7) No more mobilising 100s of PTU to protect aunties or CCP protesters. CCP supporters or aunties should be told that there is no longer police protection for their activities. People who break the law on Sai Yeung Choi Street or at protests will be arrested according to the law, but no more huge protection squads guarding people who are favoured by the Liaison Office.

8) No more pepper spraying peaceful protesters without warning. Pepper spray is a chemical weapon designed to subdue people who are clearly acting violently and will not desist in their activities. Pepper spray is NOT a means of passive crowd control.

9) No more threatening and hitting peaceful protesters with batons. Batons are an extreme weapon that should be used on people who are acting extremely violently or have weapons. Batons are not a form of passive crowd control.

REMEMBER – as a citizen I have a right to choose what actions I wish to carry out. If those actions do not physically threaten or harm anybody, then it is not a given that police can use extreme violence to prevent me from carrying them out. Law is a function of justice. The ultimate aim of a civil society, like Hong Kong is to create a society based on JUSTICE. Not on a society that only obeys laws. If I break the law, then I shall be put in front of a judge and given justice in accordance with what laws I have broken. Just because I break the law, it doesn’t then absolve me of my most basic humans rights of freedom from harm and physical violence.

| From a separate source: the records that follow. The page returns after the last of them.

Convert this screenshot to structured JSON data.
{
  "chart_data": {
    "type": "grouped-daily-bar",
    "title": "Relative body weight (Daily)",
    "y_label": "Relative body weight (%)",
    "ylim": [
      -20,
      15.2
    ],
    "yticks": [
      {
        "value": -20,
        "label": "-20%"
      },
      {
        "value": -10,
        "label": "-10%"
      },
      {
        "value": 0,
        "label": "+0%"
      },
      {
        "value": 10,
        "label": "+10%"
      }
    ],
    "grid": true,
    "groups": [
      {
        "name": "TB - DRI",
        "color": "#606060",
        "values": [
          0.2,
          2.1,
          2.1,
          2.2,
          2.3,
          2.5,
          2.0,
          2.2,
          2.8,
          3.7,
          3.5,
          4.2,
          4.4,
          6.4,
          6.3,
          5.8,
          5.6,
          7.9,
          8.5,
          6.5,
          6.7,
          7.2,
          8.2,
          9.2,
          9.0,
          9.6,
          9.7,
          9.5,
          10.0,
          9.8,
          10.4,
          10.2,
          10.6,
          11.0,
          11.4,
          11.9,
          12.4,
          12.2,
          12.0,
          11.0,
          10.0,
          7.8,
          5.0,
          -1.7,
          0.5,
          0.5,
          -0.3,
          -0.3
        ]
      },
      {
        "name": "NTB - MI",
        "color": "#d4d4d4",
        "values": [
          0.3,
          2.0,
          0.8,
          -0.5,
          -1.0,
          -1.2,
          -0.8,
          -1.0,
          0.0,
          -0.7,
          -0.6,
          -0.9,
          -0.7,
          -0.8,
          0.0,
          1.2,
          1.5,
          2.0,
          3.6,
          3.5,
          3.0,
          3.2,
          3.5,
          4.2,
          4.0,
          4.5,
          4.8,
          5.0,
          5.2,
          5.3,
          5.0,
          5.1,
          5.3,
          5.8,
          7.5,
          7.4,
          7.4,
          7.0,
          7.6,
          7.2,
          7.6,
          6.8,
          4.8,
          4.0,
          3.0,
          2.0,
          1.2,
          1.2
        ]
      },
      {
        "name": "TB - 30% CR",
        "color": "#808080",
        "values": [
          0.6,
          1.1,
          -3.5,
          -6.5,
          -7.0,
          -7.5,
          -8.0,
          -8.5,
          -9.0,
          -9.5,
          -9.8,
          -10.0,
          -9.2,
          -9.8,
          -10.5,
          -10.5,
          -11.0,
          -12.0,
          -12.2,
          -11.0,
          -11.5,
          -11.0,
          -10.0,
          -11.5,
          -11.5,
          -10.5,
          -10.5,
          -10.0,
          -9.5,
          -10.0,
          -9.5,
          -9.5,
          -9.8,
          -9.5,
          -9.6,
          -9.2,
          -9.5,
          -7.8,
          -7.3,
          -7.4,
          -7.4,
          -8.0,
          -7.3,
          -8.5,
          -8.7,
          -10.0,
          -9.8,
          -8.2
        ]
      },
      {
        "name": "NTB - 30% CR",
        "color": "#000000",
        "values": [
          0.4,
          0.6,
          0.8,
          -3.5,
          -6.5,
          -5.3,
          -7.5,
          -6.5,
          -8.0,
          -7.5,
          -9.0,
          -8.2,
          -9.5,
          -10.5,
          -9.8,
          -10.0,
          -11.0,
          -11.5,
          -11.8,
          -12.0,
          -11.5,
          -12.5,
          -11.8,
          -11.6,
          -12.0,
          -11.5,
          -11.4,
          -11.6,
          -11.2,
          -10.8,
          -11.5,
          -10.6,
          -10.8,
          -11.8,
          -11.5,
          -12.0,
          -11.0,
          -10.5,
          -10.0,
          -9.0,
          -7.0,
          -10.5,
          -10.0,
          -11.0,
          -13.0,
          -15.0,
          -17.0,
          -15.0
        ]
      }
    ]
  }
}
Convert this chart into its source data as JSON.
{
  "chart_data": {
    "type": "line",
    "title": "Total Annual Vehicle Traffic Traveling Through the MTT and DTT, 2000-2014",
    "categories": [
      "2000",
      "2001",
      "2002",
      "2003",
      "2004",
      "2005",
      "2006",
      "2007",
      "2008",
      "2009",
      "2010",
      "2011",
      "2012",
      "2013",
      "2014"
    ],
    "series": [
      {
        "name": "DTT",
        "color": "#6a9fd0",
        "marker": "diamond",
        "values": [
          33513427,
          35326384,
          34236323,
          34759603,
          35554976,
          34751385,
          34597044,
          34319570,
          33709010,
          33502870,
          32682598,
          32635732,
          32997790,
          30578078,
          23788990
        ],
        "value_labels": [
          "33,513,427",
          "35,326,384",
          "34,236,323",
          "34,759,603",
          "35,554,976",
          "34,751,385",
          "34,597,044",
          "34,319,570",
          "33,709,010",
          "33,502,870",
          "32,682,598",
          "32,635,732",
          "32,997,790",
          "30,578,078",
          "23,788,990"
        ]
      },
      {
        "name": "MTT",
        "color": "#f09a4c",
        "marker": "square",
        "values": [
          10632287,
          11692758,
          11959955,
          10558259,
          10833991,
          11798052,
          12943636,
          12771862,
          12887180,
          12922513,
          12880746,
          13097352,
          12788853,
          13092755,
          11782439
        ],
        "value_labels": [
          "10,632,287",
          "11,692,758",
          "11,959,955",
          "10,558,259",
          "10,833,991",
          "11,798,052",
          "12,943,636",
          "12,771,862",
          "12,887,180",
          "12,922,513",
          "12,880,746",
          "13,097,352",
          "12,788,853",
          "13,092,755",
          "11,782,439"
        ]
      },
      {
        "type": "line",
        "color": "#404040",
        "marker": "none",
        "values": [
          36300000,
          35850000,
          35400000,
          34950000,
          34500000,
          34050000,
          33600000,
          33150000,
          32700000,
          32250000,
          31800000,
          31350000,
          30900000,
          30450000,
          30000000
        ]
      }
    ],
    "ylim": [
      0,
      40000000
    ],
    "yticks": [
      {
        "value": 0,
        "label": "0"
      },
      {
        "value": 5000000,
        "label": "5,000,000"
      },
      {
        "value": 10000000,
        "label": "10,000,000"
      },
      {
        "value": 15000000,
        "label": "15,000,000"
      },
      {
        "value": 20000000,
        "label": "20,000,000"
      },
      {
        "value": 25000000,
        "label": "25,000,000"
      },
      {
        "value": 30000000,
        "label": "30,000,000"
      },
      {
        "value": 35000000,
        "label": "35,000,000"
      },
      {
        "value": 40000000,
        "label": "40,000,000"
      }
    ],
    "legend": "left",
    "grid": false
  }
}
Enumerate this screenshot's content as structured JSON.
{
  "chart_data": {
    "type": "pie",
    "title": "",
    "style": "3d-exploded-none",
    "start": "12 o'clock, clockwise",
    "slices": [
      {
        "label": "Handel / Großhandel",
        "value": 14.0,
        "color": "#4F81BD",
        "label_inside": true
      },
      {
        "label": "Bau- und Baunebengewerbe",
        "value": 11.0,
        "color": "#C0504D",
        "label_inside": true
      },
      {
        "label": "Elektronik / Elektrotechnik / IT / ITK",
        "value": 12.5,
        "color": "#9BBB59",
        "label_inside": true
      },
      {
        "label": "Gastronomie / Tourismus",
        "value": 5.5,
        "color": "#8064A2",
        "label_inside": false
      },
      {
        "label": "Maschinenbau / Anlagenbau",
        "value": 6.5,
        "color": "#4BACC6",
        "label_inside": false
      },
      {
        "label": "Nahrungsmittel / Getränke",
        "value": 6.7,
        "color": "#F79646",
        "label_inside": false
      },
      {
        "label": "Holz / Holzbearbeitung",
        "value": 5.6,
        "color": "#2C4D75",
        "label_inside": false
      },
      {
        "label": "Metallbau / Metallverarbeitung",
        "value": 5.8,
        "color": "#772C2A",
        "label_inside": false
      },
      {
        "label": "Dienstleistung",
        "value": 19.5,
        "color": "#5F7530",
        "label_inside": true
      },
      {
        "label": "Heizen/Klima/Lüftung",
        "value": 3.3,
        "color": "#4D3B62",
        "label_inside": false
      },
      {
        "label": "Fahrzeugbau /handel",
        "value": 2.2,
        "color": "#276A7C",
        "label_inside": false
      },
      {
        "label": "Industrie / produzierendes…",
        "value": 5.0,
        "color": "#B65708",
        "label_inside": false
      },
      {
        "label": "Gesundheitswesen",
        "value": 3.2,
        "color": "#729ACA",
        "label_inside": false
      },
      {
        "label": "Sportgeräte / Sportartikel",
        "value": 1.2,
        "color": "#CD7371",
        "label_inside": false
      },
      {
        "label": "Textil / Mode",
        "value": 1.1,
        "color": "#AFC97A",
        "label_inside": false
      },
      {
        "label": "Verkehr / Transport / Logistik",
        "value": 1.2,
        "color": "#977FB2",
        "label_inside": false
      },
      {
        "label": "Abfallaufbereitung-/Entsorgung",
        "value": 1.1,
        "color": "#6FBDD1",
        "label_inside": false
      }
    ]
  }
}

Meaning,

10) The police need to stop extra-judicial, street justice immediately.

11) Stop beating people up in the police vans or police stations.

12) When the police arrest someone, tell them IMMEDIATELY why they’re being arrested. Read them their rights before they are removed from the scene according to the Hong Kong Bill of Rights Ordinance, Article 5(2) Stop Hog-tying protesters like they’re armed psychopaths. Protesters arrested need to be given basic human dignity when they’re detained and not hauled off like pieces of meat with no rights.

Oh, one last point…. CLEAN THEIR SCRUFFY BOOTS and SHOES. Their boots are still a shabby mess, which is a direct reflection of the senior officers who command them.
Time to lean, time to clean! The commanding officers have no standards and it shows in the scruffy shoes of their subordinates.